3-1 二人きりのお忍び
しばらく17時投稿を続けていきます
夏の暑さも遠くなり、木の葉が色付き始めた頃。もうすっかり学園生活にも慣れ、ブラッドとパメラが側にいなくてもメイドなどに扮した護衛がいれば自由に過ごしていい、という時間が増えた。
その日もフィーは空き時間を見つけてレオナードと中庭の東屋で待ち合わせをしていた。今月末にまた例の授業のレポート提出があるのだ。今回は自然とレオナードとパメラの三人で組むことになり、そのための資料を読み込むのだ。
「……ああ、少し肩が凝ったな」
パメラは別の授業で遅れるということで、ひとまずレオナードと二人、本と論文を広げ、古代魔術の再現をしながらのんびりとお茶を飲む。

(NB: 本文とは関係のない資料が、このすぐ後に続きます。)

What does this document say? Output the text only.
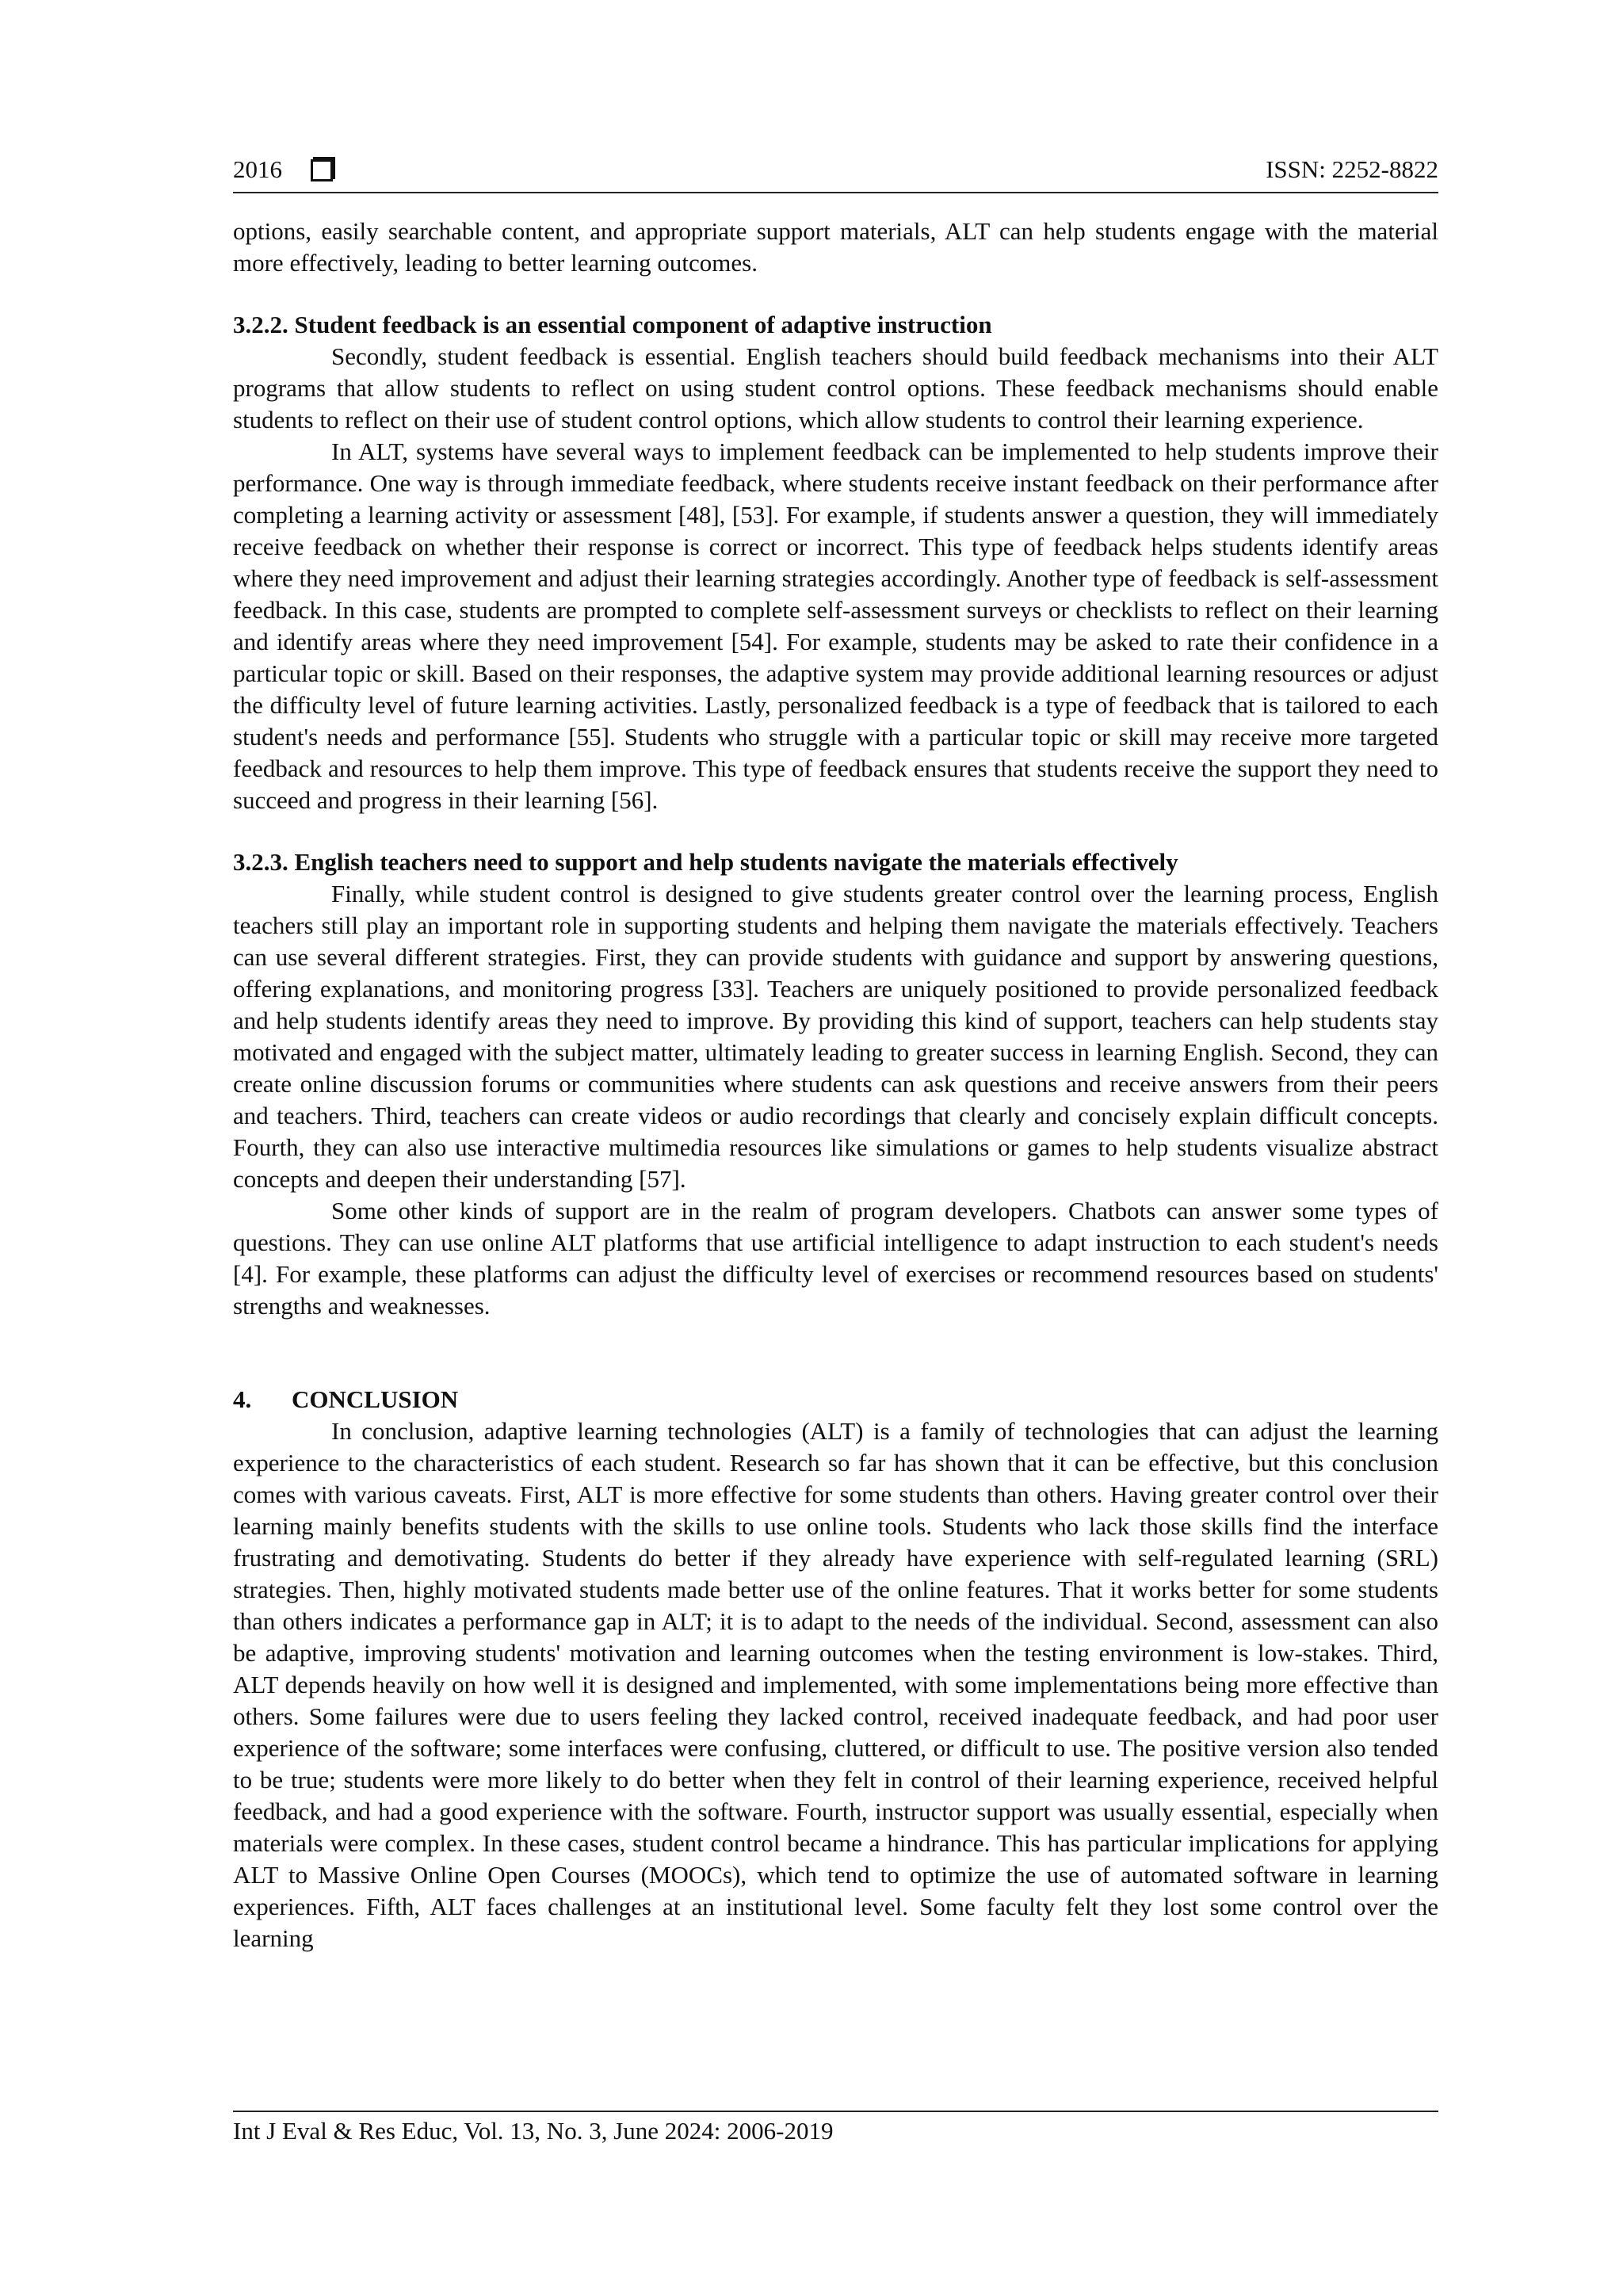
2016	ISSN: 2252-8822

options, easily searchable content, and appropriate support materials, ALT can help students engage with the material more effectively, leading to better learning outcomes.

3.2.2. Student feedback is an essential component of adaptive instruction

Secondly, student feedback is essential. English teachers should build feedback mechanisms into their ALT programs that allow students to reflect on using student control options. These feedback mechanisms should enable students to reflect on their use of student control options, which allow students to control their learning experience.

In ALT, systems have several ways to implement feedback can be implemented to help students improve their performance. One way is through immediate feedback, where students receive instant feedback on their performance after completing a learning activity or assessment [48], [53]. For example, if students answer a question, they will immediately receive feedback on whether their response is correct or incorrect. This type of feedback helps students identify areas where they need improvement and adjust their learning strategies accordingly. Another type of feedback is self-assessment feedback. In this case, students are prompted to complete self-assessment surveys or checklists to reflect on their learning and identify areas where they need improvement [54]. For example, students may be asked to rate their confidence in a particular topic or skill. Based on their responses, the adaptive system may provide additional learning resources or adjust the difficulty level of future learning activities. Lastly, personalized feedback is a type of feedback that is tailored to each student's needs and performance [55]. Students who struggle with a particular topic or skill may receive more targeted feedback and resources to help them improve. This type of feedback ensures that students receive the support they need to succeed and progress in their learning [56].

3.2.3. English teachers need to support and help students navigate the materials effectively

Finally, while student control is designed to give students greater control over the learning process, English teachers still play an important role in supporting students and helping them navigate the materials effectively. Teachers can use several different strategies. First, they can provide students with guidance and support by answering questions, offering explanations, and monitoring progress [33]. Teachers are uniquely positioned to provide personalized feedback and help students identify areas they need to improve. By providing this kind of support, teachers can help students stay motivated and engaged with the subject matter, ultimately leading to greater success in learning English. Second, they can create online discussion forums or communities where students can ask questions and receive answers from their peers and teachers. Third, teachers can create videos or audio recordings that clearly and concisely explain difficult concepts. Fourth, they can also use interactive multimedia resources like simulations or games to help students visualize abstract concepts and deepen their understanding [57].

Some other kinds of support are in the realm of program developers. Chatbots can answer some types of questions. They can use online ALT platforms that use artificial intelligence to adapt instruction to each student's needs [4]. For example, these platforms can adjust the difficulty level of exercises or recommend resources based on students' strengths and weaknesses.

4. CONCLUSION

In conclusion, adaptive learning technologies (ALT) is a family of technologies that can adjust the learning experience to the characteristics of each student. Research so far has shown that it can be effective, but this conclusion comes with various caveats. First, ALT is more effective for some students than others. Having greater control over their learning mainly benefits students with the skills to use online tools. Students who lack those skills find the interface frustrating and demotivating. Students do better if they already have experience with self-regulated learning (SRL) strategies. Then, highly motivated students made better use of the online features. That it works better for some students than others indicates a performance gap in ALT; it is to adapt to the needs of the individual. Second, assessment can also be adaptive, improving students' motivation and learning outcomes when the testing environment is low-stakes. Third, ALT depends heavily on how well it is designed and implemented, with some implementations being more effective than others. Some failures were due to users feeling they lacked control, received inadequate feedback, and had poor user experience of the software; some interfaces were confusing, cluttered, or difficult to use. The positive version also tended to be true; students were more likely to do better when they felt in control of their learning experience, received helpful feedback, and had a good experience with the software. Fourth, instructor support was usually essential, especially when materials were complex. In these cases, student control became a hindrance. This has particular implications for applying ALT to Massive Online Open Courses (MOOCs), which tend to optimize the use of automated software in learning experiences. Fifth, ALT faces challenges at an institutional level. Some faculty felt they lost some control over the learning

Int J Eval & Res Educ, Vol. 13, No. 3, June 2024: 2006-2019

ううん、と伸びをする。もうローブを着ていなくちゃ寒いと感じる季節だ。冬は大雪が降るような気候ではないものの、寒いものは寒い。風が冷たさを運んできていた。
「夏からなんだかあっという間に時間が過ぎたなあ」
「夏終わりはテストの嵐だったからなあ」
レオナードとフィーはそろって遠い目をする。抜き打ちテストという名目のそれは、夏に気を抜きすぎた生徒を引き締めるのには確かに持ってこいかもしれない。一応はテストの一週間前には試験を行う、という知らせを貰ったものの、範囲も形式も分からない。過去問などの譲渡も禁じられていると来た。完全に己の実力のみで勝負しなければならず、その時ばかりは他の生徒達も延々と勉強をしていた。

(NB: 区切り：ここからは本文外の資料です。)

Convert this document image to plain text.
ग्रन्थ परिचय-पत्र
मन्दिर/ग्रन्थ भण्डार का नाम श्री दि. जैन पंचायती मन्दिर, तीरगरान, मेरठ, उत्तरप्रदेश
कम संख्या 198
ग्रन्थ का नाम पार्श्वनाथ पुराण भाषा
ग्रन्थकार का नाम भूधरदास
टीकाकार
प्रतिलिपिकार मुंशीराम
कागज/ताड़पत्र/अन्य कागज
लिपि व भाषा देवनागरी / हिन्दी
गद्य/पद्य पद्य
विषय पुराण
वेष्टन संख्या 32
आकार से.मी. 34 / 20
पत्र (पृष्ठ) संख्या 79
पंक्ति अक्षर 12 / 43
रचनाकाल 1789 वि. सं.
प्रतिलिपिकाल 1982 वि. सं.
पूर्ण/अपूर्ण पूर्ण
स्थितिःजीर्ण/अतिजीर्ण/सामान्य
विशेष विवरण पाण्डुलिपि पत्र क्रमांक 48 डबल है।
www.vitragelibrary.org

「正直、レオナード様なら総合点一位になれると思っていた」
「それは俺もだ。……とんだ伏兵だったな……」
「一位取った本人は普段そんな勉強していないのがちょっと腹立つよね」
総合点でぶっちぎりの一位を取った子爵子息の顔を思い出し、二人そろってうなだれる。正直もう少し一位に近づけると思ったのだが、想像以上の大差だった。フィーもレオナードも順位は一桁ではあるが、二位と一位の差があまりにも大きい。フィーは思わず勉強法を聞きに一位を取った青年のもとに伺ったのだが、特に……と言われてしまい、途方に暮れた。
「思い出したらなんかこう……ちょっとむかむかしてきた……いや誰が悪いとかじゃないけど」
「フィーは妙なところで負けず嫌いになるよなあ」
やめやめ、やってられないよ、とフィーがペンを投げ出す。おや珍しい、と言いながらレオナードが温かい紅茶を二つメイドにお願いしようとして。あっ、とフィーが突然目を輝かせた。
「レオナード様。ちょっと息抜きにさ」
この自由にできる時間の希少さを、フィーはきちんと知っている。王女として生を受け、その命は国のためにあらねばならないという責任がある。けれども、ここは学園で、今ここにいるのはフィーで。
「町にお茶しに行かない?」
フィー付きのメイドがのちに言うには、確実に一瞬意識を失ったそうだ。